Wednesday, 2 February 2011

I'm fat.

Here's a great excerpt by Kate Harding on why "You're not fat!" drives me up the wall. I am, and everyone's constant denial of the painfully obvious is not only insulting to my intelligence but also part of the reason the word is loaded with so much shame. I'm fat, and that's part of who I am, and I refuse to be so ashamed of it I can't even say it. I'm also a brunette. I'm also a woman. These are some of the things that make me who I am.

"Fat" is not the worst thing that can happen to anyone.

Full article here:

"For much of my adult life, I've worn plus sizes, struggled to fit into airplane seats and been clinically obese according to the body mass index (BMI) charts that determine everything from the price of my insurance premiums to whether doctors will hand me a Weight Watchers brochure when I see them about an ear infection. I once asked a doctor for help with excruciating knee pain following a spill down some stairs, and the only prescription she offered was "Lose weight." (Oh, OK. But since I'm probably not going to lose enough to reduce pressure on my joints in the next 10 minutes, and my knee hurts RIGHT NOW, do you think maybe you could MAKE WITH THE PAINKILLERS, BITCH?)

Thin women don't tell their fat friends "You're not fat" because they're confused about the dictionary definition of the word, or their eyes are broken, or they were raised on planets where size 24 is the average for women. They don't say it because it's the truth. They say it because fat does not mean just fat in this culture. It can also mean any or all of the following:

Socially inept
Just plain icky

So when they say "You're not fat," what they really mean is "You're not a dozen nasty things I associate with the word fat." The size of your body is not what's in question; a tape measure or a mirror could solve that dispute. What's in question is your goodness, your lovability, your intelligence, your kindness, your attractiveness. And your friends, not surprisingly, are inclined to believe you get high marks in all those categories. Ergo, you couldn't possibly be fat.

But I am. I am cute and healthy and pleasant-smelling (usually) and ambitious and smart and lovable and fun and stylish and friendly and outgoing and categorically not icky. And I am fat -- just like I'm also short, also American, also blonde (with a little chemical assistance). It is just one &%$@ing word that describes me, out of hundreds that could. Those three little letters do not actually cancel out all of my good qualities.

Thin friends aren't the only ones who insist that I really do magically appear skinny everywhere except in doctors' offices, on the street with strangers, on airplanes, in dressing rooms, and in my own mirror. Since my blog about body image and fat politics has developed a strong readership and I've become more visible in the fat-acceptance community, I'm getting it from the other side now, too: According to some people bigger than me, I'm not fat enough.

What do you know about size-based discrimination? You're not fat!

What do you know about how hard it is to find clothes that fit? You're not fat!

What do you know about trying to find a partner in a culture where fat is almost universally considered unattractive? You're not fat!

One more time for those who missed it: Yeah, actually, I am fat. Granted, I am not fat enough to have suffered truly vicious discrimination from medical professionals, employers or landlords. I'm not fat enough to have been asked to buy two seats on a plane; I've never had fast-food containers chucked at my head while I was out for a walk; and I don't have any trouble getting around or taking care of myself.
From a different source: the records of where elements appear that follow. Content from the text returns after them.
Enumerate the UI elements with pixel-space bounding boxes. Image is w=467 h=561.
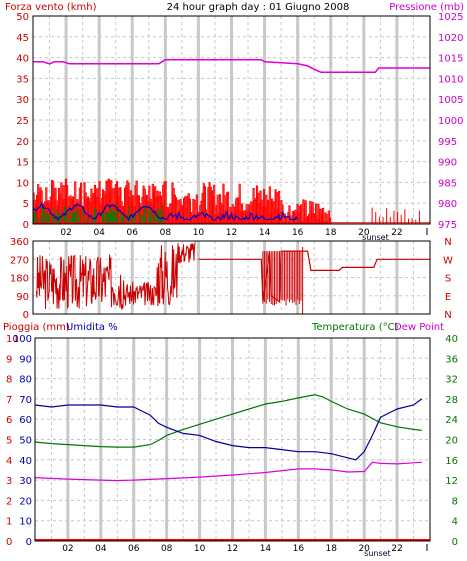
hour-tick-label: 18 <box>325 228 337 238</box>
rain-tick-label: 3 <box>6 476 12 487</box>
temperature-tick-label: 36 <box>445 354 458 365</box>
pressure-tick-label: 1020 <box>438 33 463 44</box>
temperature-tick-label: 20 <box>445 436 458 447</box>
temperature-tick-label: 4 <box>452 517 458 528</box>
humidity-tick-label: 40 <box>19 456 32 467</box>
direction-tick-label: 360 <box>10 237 29 248</box>
rain-tick-label: 9 <box>6 354 12 365</box>
humidity-tick-label: 30 <box>19 476 32 487</box>
hour-tick-label: 08 <box>161 544 173 554</box>
humidity-tick-label: 60 <box>19 415 32 426</box>
wind-tick-label: 35 <box>16 74 29 85</box>
compass-tick-label: N <box>444 237 451 248</box>
wind-tick-label: 5 <box>23 199 29 210</box>
wind-tick-label: 50 <box>16 12 29 23</box>
direction-tick-label: 90 <box>16 292 29 303</box>
wind-tick-label: 20 <box>16 137 29 148</box>
hour-tick-label: 14 <box>260 544 272 554</box>
wind-tick-label: 45 <box>16 33 29 44</box>
hour-tick-label: 04 <box>95 544 107 554</box>
pressure-tick-label: 1010 <box>438 74 463 85</box>
temperature-tick-label: 24 <box>445 415 458 426</box>
dewpoint-axis-title: Dew Point <box>394 322 444 333</box>
humidity-tick-label: 0 <box>26 537 32 548</box>
hour-tick-label: 22 <box>391 544 402 554</box>
wind-tick-label: 10 <box>16 178 29 189</box>
pressure-tick-label: 980 <box>438 199 457 210</box>
pressure-tick-label: 990 <box>438 158 457 169</box>
direction-tick-label: 180 <box>10 274 29 285</box>
temperature-tick-label: 32 <box>445 375 458 386</box>
temperature-axis-title: Temperatura (°C) <box>311 322 399 333</box>
humidity-tick-label: 70 <box>19 395 32 406</box>
wind-tick-label: 40 <box>16 54 29 65</box>
humidity-tick-label: 80 <box>19 375 32 386</box>
pressure-tick-label: 1015 <box>438 54 463 65</box>
rain-tick-label: 8 <box>6 375 12 386</box>
compass-tick-label: E <box>445 292 451 303</box>
hour-tick-label: 22 <box>391 228 402 238</box>
rain-tick-label: 1 <box>6 517 12 528</box>
rain-tick-label: 6 <box>6 415 12 426</box>
hour-tick-label: 06 <box>127 228 139 238</box>
humidity-tick-label: 20 <box>19 496 32 507</box>
hour-tick-label: 10 <box>193 228 205 238</box>
wind-tick-label: 30 <box>16 95 29 106</box>
humidity-tick-label: 90 <box>19 354 32 365</box>
temperature-tick-label: 8 <box>452 496 458 507</box>
hour-tick-label: 14 <box>259 228 271 238</box>
hour-tick-label: 18 <box>326 544 338 554</box>
pressure-tick-label: 1005 <box>438 95 463 106</box>
hour-tick-label: 08 <box>160 228 172 238</box>
temperature-tick-label: 16 <box>445 456 458 467</box>
pressure-tick-label: 975 <box>438 220 457 231</box>
temperature-tick-label: 40 <box>445 334 458 345</box>
humidity-axis-title: Umidita % <box>66 322 118 333</box>
temperature-tick-label: 12 <box>445 476 458 487</box>
sunset-label: sunset <box>364 549 391 556</box>
hour-tick-label: 12 <box>226 228 237 238</box>
compass-tick-label: N <box>444 310 451 321</box>
pressure-tick-label: 1025 <box>438 12 463 23</box>
hour-tick-label: 16 <box>292 228 304 238</box>
wind-tick-label: 0 <box>23 220 29 231</box>
hour-tick-label: 16 <box>293 544 305 554</box>
temperature-tick-label: 28 <box>445 395 458 406</box>
hour-tick-label: 02 <box>62 544 73 554</box>
rain-tick-label: 0 <box>6 537 12 548</box>
hour-tick-label: 02 <box>60 228 71 238</box>
humidity-tick-label: 10 <box>19 517 32 528</box>
rain-axis-title: Pioggia (mm) <box>3 322 70 333</box>
pressure-tick-label: 985 <box>438 178 457 189</box>
humidity-tick-label: 50 <box>19 436 32 447</box>
rain-tick-label: 2 <box>6 496 12 507</box>
compass-tick-label: W <box>443 255 453 266</box>
temperature-tick-label: 0 <box>452 537 458 548</box>
pressure-tick-label: 995 <box>438 137 457 148</box>
hour-tick-label: 10 <box>194 544 206 554</box>
rain-tick-label: 5 <box>6 436 12 447</box>
rain-tick-label: 7 <box>6 395 12 406</box>
compass-tick-label: S <box>445 274 451 285</box>
chart-title: 24 hour graph day : 01 Giugno 2008 <box>167 2 350 13</box>
pressure-tick-label: 1000 <box>438 116 463 127</box>
hour-tick-label: 04 <box>93 228 105 238</box>
rain-tick-label: 4 <box>6 456 12 467</box>
wind-tick-label: 15 <box>16 158 29 169</box>
hour-tick-label: 12 <box>227 544 238 554</box>
direction-tick-label: 270 <box>10 255 29 266</box>
hour-tick-label: 06 <box>128 544 140 554</box>
direction-tick-label: 0 <box>23 310 29 321</box>
wind-tick-label: 25 <box>16 116 29 127</box>
humidity-tick-label: 100 <box>13 334 32 345</box>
I am incredibly grateful for all of that and conscious of my relative privilege, but it still doesn't make me not fat. It only makes me less fat than some, just as I'm fatter than others. It makes me kinda small for a fat person. If I were thinner than the average American woman, I might call myself "kinda big for a thin person" instead. But I'm not. I am, as it turns out, fat.

It's OK to say it out loud. It's also OK to point out that I'm not that fat, so I've never personally been the victim of the worst fat hatred our culture has to offer -- that's the plain truth. But telling me I'm not fat is a bloody lie.
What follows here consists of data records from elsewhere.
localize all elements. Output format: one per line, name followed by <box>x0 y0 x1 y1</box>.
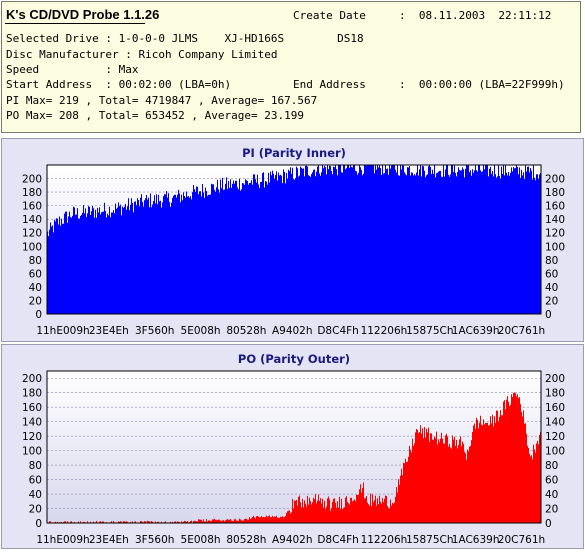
y-tick-label-left: 140 <box>22 214 42 226</box>
end-address-value: : 00:00:00 (LBA=22F999h) <box>399 78 565 91</box>
y-tick-label-right: 140 <box>545 417 565 429</box>
start-address-line: Start Address : 00:02:00 (LBA=0h) <box>6 78 232 91</box>
y-tick-label-left: 40 <box>29 489 42 501</box>
x-tick-label: 20C761h <box>498 325 545 337</box>
po-chart-panel: PO (Parity Outer) 0 0 20 20 40 40 60 60 80 80 100 10… <box>1 344 584 549</box>
plot-frame <box>46 164 542 315</box>
x-tick-label: 15875Ch <box>406 325 453 337</box>
y-tick-label-right: 140 <box>545 214 565 226</box>
x-tick-label: 80528h <box>226 325 266 337</box>
pi-summary: PI Max= 219 , Total= 4719847 , Average= … <box>6 94 318 107</box>
x-tick-label: 23E4Eh <box>89 534 129 546</box>
header-panel: K's CD/DVD Probe 1.1.26 Create Date : 08… <box>1 1 581 133</box>
create-date-label: Create Date <box>293 9 366 22</box>
po-chart: PO (Parity Outer) 0 0 20 20 40 40 60 60 80 80 100 10… <box>22 352 565 546</box>
app-title: K's CD/DVD Probe 1.1.26 <box>6 7 160 22</box>
x-tick-label: 11hE009h <box>36 534 89 546</box>
y-tick-label-right: 160 <box>545 402 565 414</box>
x-tick-label: D8C4Fh <box>317 534 358 546</box>
y-tick-label-left: 0 <box>35 518 42 530</box>
y-tick-label-left: 120 <box>22 431 42 443</box>
y-tick-label-left: 200 <box>22 373 42 385</box>
x-tick-label: 112206h <box>361 534 408 546</box>
y-tick-label-right: 60 <box>545 475 558 487</box>
y-tick-label-right: 20 <box>545 504 558 516</box>
y-tick-label-left: 160 <box>22 402 42 414</box>
pi-chart-panel: PI (Parity Inner) 0 0 20 20 40 40 60 60 80 80 100 10… <box>1 138 584 342</box>
y-tick-label-left: 180 <box>22 187 42 199</box>
y-tick-label-right: 40 <box>545 489 558 501</box>
x-tick-label: 80528h <box>226 534 266 546</box>
y-tick-label-left: 160 <box>22 201 42 213</box>
end-address-label: End Address <box>293 78 366 91</box>
disc-manufacturer-line: Disc Manufacturer : Ricoh Company Limite… <box>6 48 278 61</box>
x-tick-label: 5E008h <box>181 534 221 546</box>
y-tick-label-right: 0 <box>545 518 552 530</box>
y-tick-label-right: 80 <box>545 255 558 267</box>
y-tick-label-right: 40 <box>545 282 558 294</box>
y-tick-label-left: 20 <box>29 504 42 516</box>
y-tick-label-left: 60 <box>29 268 42 280</box>
y-tick-label-right: 20 <box>545 295 558 307</box>
y-tick-label-left: 80 <box>29 255 42 267</box>
selected-drive-line: Selected Drive : 1-0-0-0 JLMS XJ-HD166S … <box>6 32 364 45</box>
x-tick-label: D8C4Fh <box>317 325 358 337</box>
y-tick-label-left: 0 <box>35 309 42 321</box>
x-tick-label: 5E008h <box>181 325 221 337</box>
y-tick-label-left: 20 <box>29 295 42 307</box>
x-tick-label: 15875Ch <box>406 534 453 546</box>
chart-title: PI (Parity Inner) <box>242 146 346 160</box>
chart-title: PO (Parity Outer) <box>238 352 350 366</box>
y-tick-label-left: 120 <box>22 228 42 240</box>
y-tick-label-right: 100 <box>545 446 565 458</box>
y-tick-label-right: 80 <box>545 460 558 472</box>
x-tick-label: 11hE009h <box>36 325 89 337</box>
x-tick-label: 1AC639h <box>452 534 500 546</box>
x-tick-label: 3F560h <box>135 534 174 546</box>
x-tick-label: A9402h <box>272 534 313 546</box>
x-tick-label: 1AC639h <box>452 325 500 337</box>
x-tick-label: 112206h <box>361 325 408 337</box>
y-tick-label-right: 120 <box>545 431 565 443</box>
speed-line: Speed : Max <box>6 63 139 76</box>
y-tick-label-right: 120 <box>545 228 565 240</box>
y-tick-label-right: 0 <box>545 309 552 321</box>
y-tick-label-left: 200 <box>22 174 42 186</box>
y-tick-label-right: 200 <box>545 373 565 385</box>
y-tick-label-right: 100 <box>545 241 565 253</box>
x-tick-label: A9402h <box>272 325 313 337</box>
y-tick-label-left: 40 <box>29 282 42 294</box>
y-tick-label-left: 80 <box>29 460 42 472</box>
y-tick-label-left: 100 <box>22 241 42 253</box>
y-tick-label-right: 180 <box>545 187 565 199</box>
y-tick-label-right: 200 <box>545 174 565 186</box>
title-underline <box>5 23 145 24</box>
y-tick-label-left: 180 <box>22 388 42 400</box>
y-tick-label-left: 60 <box>29 475 42 487</box>
x-tick-label: 20C761h <box>498 534 545 546</box>
y-tick-label-right: 160 <box>545 201 565 213</box>
plot-frame <box>46 370 542 524</box>
y-tick-label-left: 100 <box>22 446 42 458</box>
create-date-value: : 08.11.2003 22:11:12 <box>399 9 552 22</box>
y-tick-label-right: 60 <box>545 268 558 280</box>
y-tick-label-left: 140 <box>22 417 42 429</box>
x-tick-label: 23E4Eh <box>89 325 129 337</box>
y-tick-label-right: 180 <box>545 388 565 400</box>
x-tick-label: 3F560h <box>135 325 174 337</box>
po-summary: PO Max= 208 , Total= 653452 , Average= 2… <box>6 109 305 122</box>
Let me tell you why I'm so bulldoggy about hanging on to that word and refusing to let go:
Because I have taken shit for my size -- the kind of shit my thin friends rarely observe and can't quite imagine -- and that's an ineradicable part of my history. Telling me I'm not fat doesn't make those wounds disappear.

Because fat should mean only having more adipose tissue than the average person, but it doesn't. And every time you ignore what's in front of your face to tell me I'm not fat because you can't bring yourself to put me in that nasty, ugly category, you're buying in to the idea that real fat people are all sorts of nasty, ugly things I'm not. Bull. I am a real fat person, and very few real fat people live up to the worst stereotypes wielded against us.

But mostly, I want to be called fat because it's the simple truth. I am not overweight, which suggests there's some objectively ideal weight for me that's less than I weigh now, when I exercise regularly and eat as much food as my body needs. That makes no sense at all. I'm definitely not thin, which is what everyone seems to be implying when they tell me I'm not fat; I take up space, I'm curvy as a mountain road, and I've spent more money at plus size clothes stores in the last six months than the people who sew their clothes probably make in a year.

I'm fat. You wouldn't think that simple fact would be so confusing."